These 5 moves for more toned shoulders are some of my personal favorites for strengthening and defining my upper body.
These are great for just about anyone– they’re easy to modify by lessening or increasing the weight, depending on your level of comfort and ability. So as you get stronger, so can your intensity!
I suggest doing 3-4 sets for each, but if you’re a strength training newbie or just don’t have time, just start with one set of each exercise and work your way up from there.
1. Shoulder press, 3-4 sets of 10-12 reps.
Stand with the feet approximately hip width apart. Bring your arms out to the side with the elbows bent to 90 degrees at shoulder height. The palms should face forward. Draw the ribs and belly in so your core is stable. (Note: I’m 7.5 months pregnant here, so this is tough to tell, but I’m doing it!)
As you exhale, press the knuckles straight up towards the sky. Don’t tap the dumbbells together at the top, just reach the arms straight overhead. Keep your core engaged throughout the movement and don’t let the head jut forward as you press up. If you feel super wobbly on the “press” portion, lower your weight.
2. Lateral raises, 3-4 sets of 10-12 reps.

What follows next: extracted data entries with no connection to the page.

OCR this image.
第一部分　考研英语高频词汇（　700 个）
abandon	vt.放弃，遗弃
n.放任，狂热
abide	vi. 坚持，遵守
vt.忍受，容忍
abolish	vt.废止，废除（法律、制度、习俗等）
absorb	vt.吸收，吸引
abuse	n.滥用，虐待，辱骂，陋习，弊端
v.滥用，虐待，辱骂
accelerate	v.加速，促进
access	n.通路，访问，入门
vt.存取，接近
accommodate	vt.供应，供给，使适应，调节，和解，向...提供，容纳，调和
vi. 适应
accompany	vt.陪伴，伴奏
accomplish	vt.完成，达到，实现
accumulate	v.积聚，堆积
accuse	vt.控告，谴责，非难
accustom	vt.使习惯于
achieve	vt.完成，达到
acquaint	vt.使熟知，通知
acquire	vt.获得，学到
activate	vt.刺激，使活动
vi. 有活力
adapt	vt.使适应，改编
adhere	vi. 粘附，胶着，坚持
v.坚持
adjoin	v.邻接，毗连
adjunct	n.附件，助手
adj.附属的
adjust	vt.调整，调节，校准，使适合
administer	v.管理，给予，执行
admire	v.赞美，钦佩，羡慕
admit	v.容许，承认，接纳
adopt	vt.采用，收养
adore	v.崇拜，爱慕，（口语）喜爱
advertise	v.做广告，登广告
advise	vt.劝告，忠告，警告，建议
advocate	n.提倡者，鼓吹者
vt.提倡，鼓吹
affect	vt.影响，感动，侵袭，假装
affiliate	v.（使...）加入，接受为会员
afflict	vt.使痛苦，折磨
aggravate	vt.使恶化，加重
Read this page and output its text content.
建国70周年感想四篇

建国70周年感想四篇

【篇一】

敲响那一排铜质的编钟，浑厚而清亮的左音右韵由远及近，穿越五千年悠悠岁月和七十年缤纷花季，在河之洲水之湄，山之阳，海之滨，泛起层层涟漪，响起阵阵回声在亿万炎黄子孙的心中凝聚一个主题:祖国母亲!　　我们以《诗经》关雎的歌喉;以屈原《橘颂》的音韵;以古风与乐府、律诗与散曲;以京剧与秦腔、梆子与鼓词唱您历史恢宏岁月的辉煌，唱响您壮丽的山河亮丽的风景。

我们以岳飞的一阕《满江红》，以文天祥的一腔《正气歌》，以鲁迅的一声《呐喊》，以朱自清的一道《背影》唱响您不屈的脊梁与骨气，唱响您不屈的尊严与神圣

Start standing with the feet hip width apart and the arms down in front of you, palms facing the midline. Gently brace through your core so you feel supported but still able to breathe steadily.
Bring the arms out to the side with the palms facing down and a slight bend in the elbows. Don’t let the wrists fly way past the shoulders. They should stop at about shoulder height.
Tip: the more you bend the elbows, the easier this movement will be. You can bend them to 90 degrees when first starting out, especially if even very light weight feels too heavy.
3. Front raises, 3-4 sets of 10-12 reps.
Start standing with the feet hip width apart and the arms down in front of you, palms facing your thighs. Gently brace through your core so you feel supported but still able to breathe steadily.
On an exhale (I always prefer to exhale on the “effort” part of a move), raise your wrists up towards the sky, stopping at shoulder height.
Tip: The descent should be just as slow and controlled as the raise!
4. Goalpost Press, 3-4 sets of 10-12 reps.
Stand with the feet approximately hip width apart. Bring your arms out to the side with the elbows bent to 90 degrees at shoulder height. The palms should face forward. Draw the ribs and belly in so your core is stable.
As you exhale, press the forearms towards the midline without letting them touch. They should stop approximately when the elbows line up with the shoulders, but there’s no need to press in any further. Don’t let the elbows dip down! Maintain that stability in your shoulders through the movement!
5. Plank toe taps, 3-4 sets of 10-12 reps.
Starting in a full plank, draw the belly & ribs in so the core is stable. Your shoulders are likely burning at this point, so even though we think of plank as a traditionally core centric move, it’s definitely going to hit you right in the shoulders today! Stay strong!
Keeping the upper body and core stable, alternate tapping each foot out to the side. This doesn’t have to be a high tap, you can just separate the feet to make it easier, or drop to the knees to make it even more accessible.
Over to you! How do you feel? Are your shoulders and arms shaking like leaves?! I know it’s tough, but in time you’ll build of the strength to where it doesn’t feel so impossible. Hope you enjoyed this one!